D. PARFAIRE TECHNIQUEMENT LE PROJET DE LOI

En ce qui concerne les principales dispositions du projet de loi, votre commission souhaite poursuivre le dialogue, déjà fructueux, avec l'Assemblée nationale.

1. Réforme de la procédure criminelle

Après en avoir débattu, votre commission, outre des précisions et des améliorations rédactionnelles, a apporté trois modifications importantes au texte proposé en ce qui concerne le recours contre les décisions des cours d'assises :

- elle a décidé de permettre un appel du ministère public , sauf en cas d'acquittement. Il lui est apparu que l'absence d'appel du ministère public pouvait présenter des inconvénients sérieux dans certaines situations. Ainsi, en cas de procès impliquant plusieurs coaccusés, la cour d'assises statuant en appel ne serait plus en mesure de connaître l'ensemble de l'affaire si certains des coaccusés seulement faisaient appel.
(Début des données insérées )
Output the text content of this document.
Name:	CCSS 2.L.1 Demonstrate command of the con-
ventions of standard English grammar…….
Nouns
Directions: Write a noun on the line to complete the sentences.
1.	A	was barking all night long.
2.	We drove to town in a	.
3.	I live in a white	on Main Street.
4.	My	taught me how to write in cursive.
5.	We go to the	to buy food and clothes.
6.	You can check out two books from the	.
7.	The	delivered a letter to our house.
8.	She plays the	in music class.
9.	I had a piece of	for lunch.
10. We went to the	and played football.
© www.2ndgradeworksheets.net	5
Par ailleurs, il n'est pas exclu que les cour d'assises prononcent plus facilement des condamnations élevées dès lors que la faculté d'appel n'appartiendrait qu'à l'accusé ;

- votre commission a par ailleurs décidé de ne pas prévoir un nombre de jurés différent au sein de la cour d'assises statuant en premier ressort et au sein de la cour d'assises statuant en appel . L'abaissement de neuf à sept du nombre de jurés en première instance aurait pour effet de diminuer la proportion de jurés par rapport au nombre de magistrats. En outre, la composition actuelle des cours d'assises fonctionne de manière efficace et il n'existe guère de raison décisive de la modifier. Afin que la cour d'assises statuant en appel soit néanmoins une juridiction supérieure à la cour d'assises ayant statué en premier ressort, votre commission propose que la cour d'assises statuant en appel soit obligatoirement présidée par un président de chambre à la cour d'appel ;

- enfin, votre commission a estimé, après réflexion, qu'il était normal que la victime puisse faire appel quant à ses intérêts civils , sans que cette possibilité soit subordonnée à un appel préalable de l'accusé. Elle a décidé, dans un souci d'efficacité, qu'en cas d'appel portant exclusivement sur les intérêts civils, cet appel serait porté devant la chambre des appels correctionnels.

2. Garde à vue

Votre commission estime tout à fait bienvenue la disposition imposant aux enquêteurs de faire figurer sur le procès-verbal d'interrogatoire les heures auxquelles la personne gardée à vue a pu s'alimenter .

En revanche, votre commission considère que l'article 2 DA du projet de loi adopté par l'Assemblée nationale, qui prévoit que les personnes gardées à vue doivent être retenues dans des conditions compatibles avec le respect de la dignité humaine et interdit les fouilles portant atteinte à l'intégrité physique, est beaucoup trop imprécis pour avoir une portée normative. Elle vous propose donc sa suppression. Le principe du respect de la dignité humaine sera en tout état de cause inscrit dans le futur article préliminaire du code de procédure pénale.

En ce qui concerne l' enregistrement des interrogatoires de garde à vue , votre commission, après en avoir longuement débattu, a estimé qu'une telle mesure pourrait présenter un intérêt en cas de contestation du contenu du procès-verbal d'interrogatoire.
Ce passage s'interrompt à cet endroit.